La grève générale en France
Au mois d’août dernier, se déroula en France la plus grande grève générale de l’histoire de ce pays. Déclenchée par les travailleurs eux-mêmes, contre la volonté de leurs directions officielles, elle fournit l’une des occasions les plus favorables de l’histoire du mouvement ouvrier pour le développement d’une lutte réelle pour le pouvoir. Après les ouvriers, les paysans français intervinrent à leur tour par des manifestations qui exprimèrent leur profond mécontentement du gouvernement capitaliste.
Les dirigeants officiels, sociaux-démocrates et staliniens, trahirent le mouvement, faisant les efforts les plus grands pour le freiner et détourner le péril menaçant pour le capitalisme français. Dans l’histoire des trahisons, il serait difficile d’en trouver une plus abominable, si on la mesure aux possibilités qui s’ouvraient.
Comment la fraction de Pablo réagit-elle devant cet événement colossal ? Ils baptisèrent les agissements sociaux-démocrates du vocable de « trahison – mais pour de mauvaises raisons ». Leur trahison, disent-ils, consiste à négocier avec le gouvernement derrière le dos des staliniens. Or, cette trahison n’était que secondaire, et dérivait de leur crime principal : leur refus de s’engager dans la voie de la prise du pouvoir.

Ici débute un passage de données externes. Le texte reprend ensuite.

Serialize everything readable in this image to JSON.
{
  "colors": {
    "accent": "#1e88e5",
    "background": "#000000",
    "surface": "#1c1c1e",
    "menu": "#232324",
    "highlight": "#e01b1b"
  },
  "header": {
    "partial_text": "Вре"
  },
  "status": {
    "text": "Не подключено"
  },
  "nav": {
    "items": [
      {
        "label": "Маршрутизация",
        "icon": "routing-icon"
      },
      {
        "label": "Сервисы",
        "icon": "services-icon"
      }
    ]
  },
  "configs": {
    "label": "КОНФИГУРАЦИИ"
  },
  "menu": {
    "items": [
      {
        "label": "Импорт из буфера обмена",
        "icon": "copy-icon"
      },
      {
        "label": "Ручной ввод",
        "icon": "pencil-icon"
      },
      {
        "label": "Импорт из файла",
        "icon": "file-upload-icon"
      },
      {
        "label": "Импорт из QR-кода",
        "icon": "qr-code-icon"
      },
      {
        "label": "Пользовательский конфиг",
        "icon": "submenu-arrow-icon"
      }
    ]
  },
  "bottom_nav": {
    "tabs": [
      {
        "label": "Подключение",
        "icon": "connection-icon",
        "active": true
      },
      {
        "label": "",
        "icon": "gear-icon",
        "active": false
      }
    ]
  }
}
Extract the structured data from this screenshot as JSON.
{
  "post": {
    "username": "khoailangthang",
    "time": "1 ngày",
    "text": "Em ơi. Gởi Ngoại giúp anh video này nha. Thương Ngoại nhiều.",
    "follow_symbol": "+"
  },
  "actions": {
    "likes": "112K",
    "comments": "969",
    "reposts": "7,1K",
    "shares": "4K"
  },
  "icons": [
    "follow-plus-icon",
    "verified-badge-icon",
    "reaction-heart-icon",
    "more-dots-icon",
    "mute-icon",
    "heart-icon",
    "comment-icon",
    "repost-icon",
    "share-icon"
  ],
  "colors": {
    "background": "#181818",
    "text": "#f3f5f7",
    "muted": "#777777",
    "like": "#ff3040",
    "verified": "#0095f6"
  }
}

Quant aux staliniens, les pablistes couvrirent leur trahison. La critique la plus sévère qu’ils trouvèrent possible de formuler quant au cours contre-révolutionnaire des staliniens, ce fut de les accuser de n’avoir « pas eu de politique ».
C’était un mensonge. Les staliniens ne « manquaient » pas d’avoir une politique. Leur politique consistait à maintenir le statu quo, conformément aux exigences de la politique extérieure du Kremlin et par conséquent à étayer le capitalisme français chancelant.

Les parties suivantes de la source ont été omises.